On this tab you define the directories, file extensions, and input for this node.

Note: Text mining extraction cannot process Microsoft Office and Adobe PDF files under non-Microsoft Windows platforms. However, XML, HTML or text files can always be processed.

Any directory names and file names containing characters that are not included in the machine local encoding are not supported. When attempting to execute a stream containing a File List node, any file or directory names containing these characters will cause the stream execution to fail. This can happen with foreign language directory names or file names, such as a German filename on a French locale.

Directory Specifies the root folder containing the documents that you want to list.

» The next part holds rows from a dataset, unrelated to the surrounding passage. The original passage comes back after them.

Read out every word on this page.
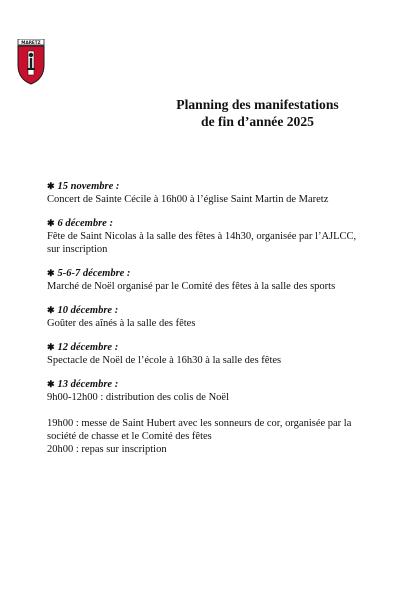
MARETZ
Planning des manifestations
de fin d’année 2025
✱ 15 novembre :
Concert de Sainte Cécile à 16h00 à l’église Saint Martin de Maretz
✱ 6 décembre :
Fête de Saint Nicolas à la salle des fêtes à 14h30, organisée par l’AJLCC,
sur inscription
✱ 5-6-7 décembre :
Marché de Noël organisé par le Comité des fêtes à la salle des sports
✱ 10 décembre :
Goûter des aînés à la salle des fêtes
✱ 12 décembre :
Spectacle de Noël de l’école à 16h30 à la salle des fêtes
✱ 13 décembre :
9h00-12h00 : distribution des colis de Noël
19h00 : messe de Saint Hubert avec les sonneurs de cor, organisée par la
société de chasse et le Comité des fêtes
20h00 : repas sur inscription
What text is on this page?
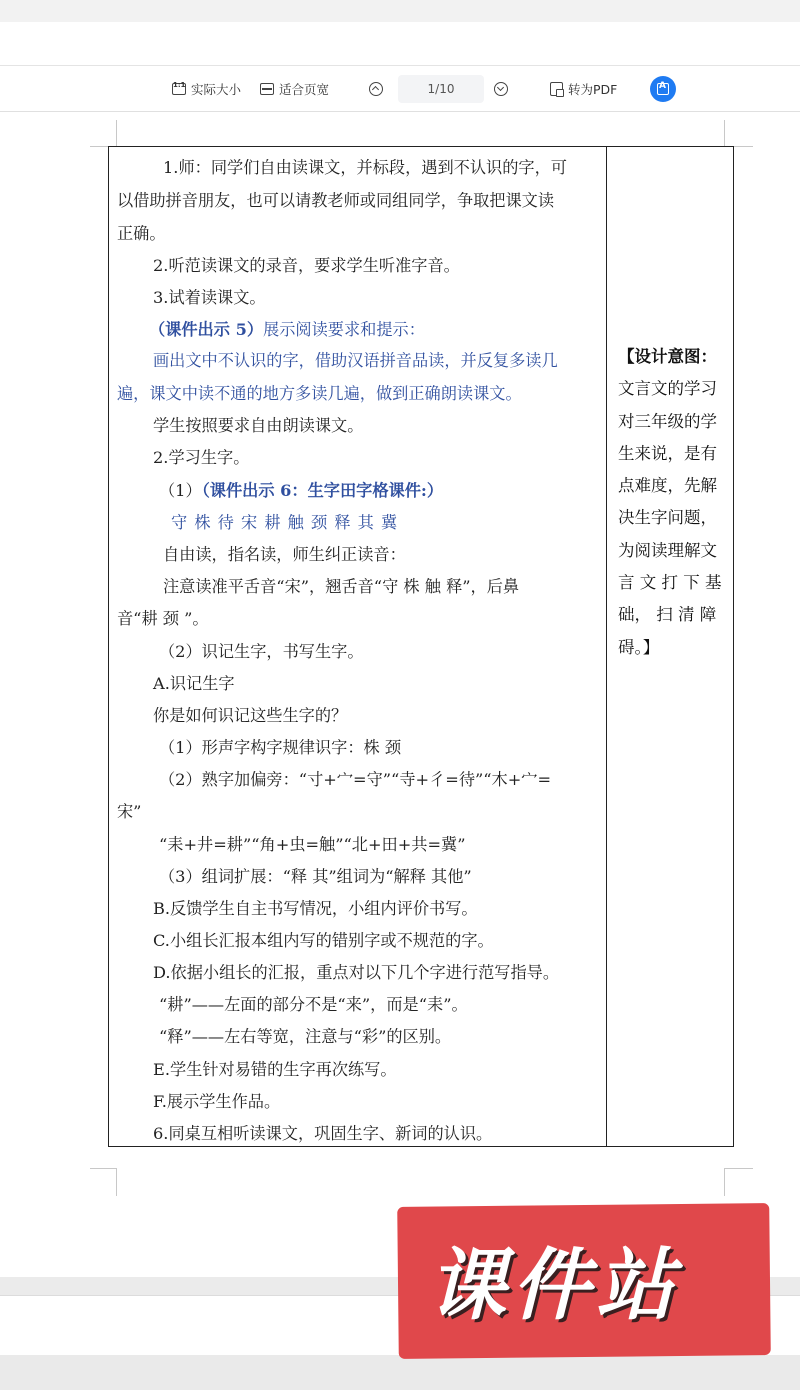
1:1
实际大小	适合页宽	1/10	转为PDF
A
1.师：同学们自由读课文，并标段，遇到不认识的字，可
以借助拼音朋友，也可以请教老师或同组同学，争取把课文读
正确。
2.听范读课文的录音，要求学生听准字音。
3.试着读课文。
（课件出示 5）展示阅读要求和提示：
画出文中不认识的字，借助汉语拼音品读，并反复多读几
遍，课文中读不通的地方多读几遍，做到正确朗读课文。
学生按照要求自由朗读课文。
2.学习生字。
（1）（课件出示 6：生字田字格课件:）
守 株 待 宋 耕 触 颈 释 其 冀
自由读，指名读，师生纠正读音：
注意读准平舌音“宋”，翘舌音“守 株 触 释”，后鼻
音“耕 颈 ”。
（2）识记生字，书写生字。
A.识记生字
你是如何识记这些生字的？
（1）形声字构字规律识字：株 颈
（2）熟字加偏旁：“寸+宀=守”“寺+彳=待”“木+宀=
宋”
“耒+井=耕”“角+虫=触”“北+田+共=冀”
（3）组词扩展：“释 其”组词为“解释 其他”
B.反馈学生自主书写情况，小组内评价书写。
C.小组长汇报本组内写的错别字或不规范的字。
D.依据小组长的汇报，重点对以下几个字进行范写指导。
“耕”——左面的部分不是“来”，而是“耒”。
“释”——左右等宽，注意与“彩”的区别。
E.学生针对易错的生字再次练写。
F.展示学生作品。
6.同桌互相听读课文，巩固生字、新词的认识。
【设计意图：
文言文的学习
对三年级的学
生来说，是有
点难度，先解
决生字问题，
为阅读理解文
言 文 打 下 基
础， 扫 清 障
碍。】
课件站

File type(s) to include in list: You can select or deselect the file types and extensions you want to use. By deselecting a file extension, the files with that extension are ignored. You can filter by the following extensions:

Table 1. File type filters by file extension
  • .rtf, .doc, .docx, .docm
  • .xls, .xlsx, .xlsm
  • .ppt, .pptx, .pptm
  • .txt, .text
  • .htm, .html, .shtml
  • .xml
  • .pdf
  • .$
Note: For more information, see File List node.

If you have files with either no extension, or a trailing dot extension (for example File01 or File01.), use the No extension option to select these.

Input encoding If the output field will contain exact text, choose the relevant value from the following list:
  • Automatic (European)
  • UTF-8
  • UTF-16
  • ISO-8859-1
  • ISO-8859-2
  • Windows-1250
  • US ascii

The output is shown as UTF-8 document text.

Important: Since version 14, the List of directories option is no longer available and the only output is a list of files.